Four deposit boxes were pried open. Inside were manuscripts, drawings and letters from the Czech writer that had been locked away for more than 50 years, as Kafka experts around the world waited with baited breath. But the expectant Kafka enthusiasts, historians and critics will have to wait longer, after two Israeli sisters who insist they own the papers by inheritance from their mother banned all reporting of the boxes’ contents.
They were opened on the orders of Talia Koppelman, a judge from the Tel Aviv family court. Last week she also ordered the opening of six safety deposit boxes in Israeli banks containing other Kafka works.
Today’s unlocking at Zurich’s UBS bank of safes sealed since 1956 was attended by lawyers representing, on one side, Eve and Ruth Hoffe and the German literature archive, and, on the other, the state of Israel and its national library.
Update from Guardian UK and some background on the case .
bated, bated, bated…
It is bated breath, not baited breath. They did not have herring-breath, their breath was abated, as in paused. Sorry, this is a particular pet peeve of mine.
Bated vs. baited
The correct spelling is actually bated breath but it’s so common these days to see it written as baited breath that there’s every chance that it will soon become the usual form, to the disgust of conservative speakers and the confusion of dictionary writers. Examples in newspapers and magazines are legion; this one appeared in the Daily Mirror on 12 April 2003: “She hasn’t responded yet but Michael is waiting with baited breath”.

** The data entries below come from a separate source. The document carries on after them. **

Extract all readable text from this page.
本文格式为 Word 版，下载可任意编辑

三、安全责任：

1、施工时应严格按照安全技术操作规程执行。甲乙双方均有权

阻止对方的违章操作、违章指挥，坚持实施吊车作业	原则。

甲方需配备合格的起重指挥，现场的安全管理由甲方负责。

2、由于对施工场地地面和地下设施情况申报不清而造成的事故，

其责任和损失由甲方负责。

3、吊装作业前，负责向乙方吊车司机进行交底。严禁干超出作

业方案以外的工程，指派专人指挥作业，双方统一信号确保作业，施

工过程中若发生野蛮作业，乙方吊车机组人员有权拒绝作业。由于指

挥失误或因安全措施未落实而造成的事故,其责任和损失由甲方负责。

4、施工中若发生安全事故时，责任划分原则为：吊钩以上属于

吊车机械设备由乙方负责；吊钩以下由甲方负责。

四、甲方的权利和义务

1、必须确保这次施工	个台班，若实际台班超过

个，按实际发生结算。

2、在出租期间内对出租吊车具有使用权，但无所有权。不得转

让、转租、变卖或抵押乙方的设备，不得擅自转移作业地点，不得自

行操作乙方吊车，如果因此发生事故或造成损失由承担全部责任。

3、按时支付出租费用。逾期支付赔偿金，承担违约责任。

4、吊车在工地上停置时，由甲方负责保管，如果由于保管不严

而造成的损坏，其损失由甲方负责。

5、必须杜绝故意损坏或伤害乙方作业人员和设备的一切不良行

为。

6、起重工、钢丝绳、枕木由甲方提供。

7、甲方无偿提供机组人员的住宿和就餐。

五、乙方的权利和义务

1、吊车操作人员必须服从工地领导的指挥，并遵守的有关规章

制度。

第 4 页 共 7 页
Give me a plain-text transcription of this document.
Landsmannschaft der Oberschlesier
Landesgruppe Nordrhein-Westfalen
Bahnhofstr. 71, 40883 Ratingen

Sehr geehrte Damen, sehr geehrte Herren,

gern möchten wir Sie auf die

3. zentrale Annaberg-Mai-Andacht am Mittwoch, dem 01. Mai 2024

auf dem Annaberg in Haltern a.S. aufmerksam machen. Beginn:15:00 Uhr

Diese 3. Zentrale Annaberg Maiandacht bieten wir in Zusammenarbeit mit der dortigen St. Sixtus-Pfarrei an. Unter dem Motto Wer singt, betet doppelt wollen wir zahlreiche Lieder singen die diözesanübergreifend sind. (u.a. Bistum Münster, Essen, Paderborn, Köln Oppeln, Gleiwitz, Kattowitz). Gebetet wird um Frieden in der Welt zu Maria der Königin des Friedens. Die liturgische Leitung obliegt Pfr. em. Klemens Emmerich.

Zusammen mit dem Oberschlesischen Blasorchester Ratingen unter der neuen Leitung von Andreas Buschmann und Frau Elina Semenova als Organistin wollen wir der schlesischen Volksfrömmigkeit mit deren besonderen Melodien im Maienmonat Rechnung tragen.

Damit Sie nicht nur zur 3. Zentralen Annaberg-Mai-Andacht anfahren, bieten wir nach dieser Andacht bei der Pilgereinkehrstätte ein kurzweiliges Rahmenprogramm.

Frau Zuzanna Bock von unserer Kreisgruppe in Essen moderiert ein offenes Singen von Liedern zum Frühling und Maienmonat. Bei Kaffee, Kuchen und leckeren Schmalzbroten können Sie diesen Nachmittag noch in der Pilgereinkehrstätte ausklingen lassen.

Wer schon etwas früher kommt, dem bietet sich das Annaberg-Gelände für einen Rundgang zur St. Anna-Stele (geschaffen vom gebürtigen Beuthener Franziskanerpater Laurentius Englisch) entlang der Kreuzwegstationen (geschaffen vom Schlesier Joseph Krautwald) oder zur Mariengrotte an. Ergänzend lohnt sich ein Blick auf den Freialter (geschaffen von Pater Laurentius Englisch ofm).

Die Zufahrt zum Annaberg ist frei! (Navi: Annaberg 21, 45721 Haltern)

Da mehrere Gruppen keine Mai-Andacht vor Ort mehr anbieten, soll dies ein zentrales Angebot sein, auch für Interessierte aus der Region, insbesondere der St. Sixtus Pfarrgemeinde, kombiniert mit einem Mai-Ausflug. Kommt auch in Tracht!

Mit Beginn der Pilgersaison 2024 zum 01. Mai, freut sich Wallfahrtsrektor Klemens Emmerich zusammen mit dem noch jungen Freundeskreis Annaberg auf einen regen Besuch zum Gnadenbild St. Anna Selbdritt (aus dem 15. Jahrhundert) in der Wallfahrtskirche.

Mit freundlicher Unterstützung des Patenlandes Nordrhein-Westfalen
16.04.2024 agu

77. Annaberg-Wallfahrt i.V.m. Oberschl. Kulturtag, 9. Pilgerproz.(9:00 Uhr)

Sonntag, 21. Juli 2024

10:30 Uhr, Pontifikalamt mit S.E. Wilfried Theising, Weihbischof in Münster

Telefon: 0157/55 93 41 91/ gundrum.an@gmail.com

It’s easy to mock, but there’s a real problem here. Bated and baited sound the same and we no longer use bated (let alone the verb to bate), outside this one set phrase, which has become an idiom. Confusion is almost inevitable. Bated here is a contraction of abated through loss of the unstressed first vowel (a process called aphesis); it means “reduced, lessened, lowered in force”. So bated breath refers to a state in which you almost stop breathing as a result of some strong emotion, such as terror or awe.